APA: Sometimes when we’re going through uncertainty, it’s helpful to have a goal to be focused on. In your ideal world, what kind of role would you like to play, whether it’s as an actor or voice actor?
Chiang: Originally, I was very in love with voiceover and thought, “Oh, I just want to do this for the rest of my life, and that’s it. I don’t want to do any live action acting.” But after I filmed a little TV show, I made so many friends. Those bonds were something I didn’t realize I needed. I would love to do something like Louise from Bob’s Burgers because she’s such an interesting character. She’s like Mei, in that she’s really ambitious and determined, but with a psychopathic side. I also really like Kaguya Shinomiya from Kaguya-sama: Love is War because of her range and relatability as a teenager. She’s reserved on the outside, but inside, she’s freaking out all the time.
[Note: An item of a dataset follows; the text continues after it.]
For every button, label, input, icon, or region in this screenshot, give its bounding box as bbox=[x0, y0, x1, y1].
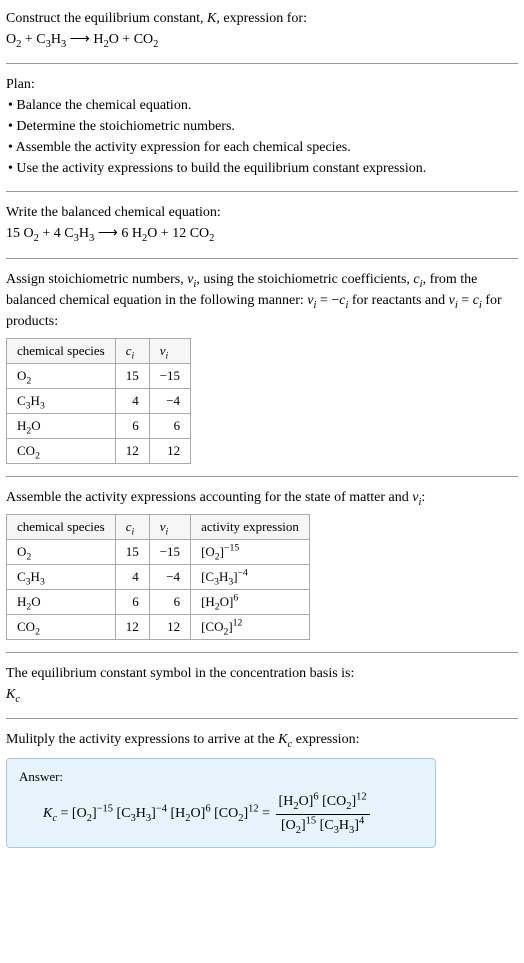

APA: Let’s chat about Turning Red. It’s a deeply personal story for director Domee Shi and even you, as you experienced your pre-teen years while working on the film alongside the lead character Mei. How was it working on the film while growing with Mei?
Chiang: I booked the film when I was 12. At that point, I felt like Mei was really similar to me. She’s determined and fights for what she believes in. As time went on, I really understood where Mei was coming from about her relationship with her mom and friendships because I was going through it too. When I was having dinner with Domi and our producer Lindsey, we were sharing stories about growing up, and I realized our experiences are not that different. I thought my personal coming-of-age experiences were almost wrong because it was so different from what I was seeing on TV. After seeing Turning Red and talking to other Asians about their relationships with their moms, I realized my experience is universal.
APA: Speaking of relationships with moms, you worked with Sandra Oh, who played your mother in the film. Not only as your “mother,” but as a veteran actor, did she offer you any helpful advice?
Chiang: It was an incredible honor working with her. She was one of the few Asian actors I knew in Hollywood. And when I found out she was playing my mom, I was ecstatic. She’s such an incredible woman who gave me a lot of advice. The most valuable thing she told me was to be kind to yourself. As a teenager, we can be really self critical and hate ourselves for no reason because we feel like we have to. I’ve always had sort of a negative perspective on life, especially going into the acting business because I just face rejection all the time, and it wasn’t going anywhere. From when Pixar initially expressed interest in booking me, it was two years until they actually did; in that time period, I could have been fired at any time. I was so nervous. After watching the movie the first time, I hated my performance. I thought I did a horrible job and that people were going to hate my voice. After probably the fifth time watching it, I was able to appreciate all the work and the emotional ups and downs.
APA: To wrap it up, what’s next for you?
Chiang: I can’t share specific names or projects, but I have stuff coming out for both voiceover and live action. I’m just really excited for people to see it.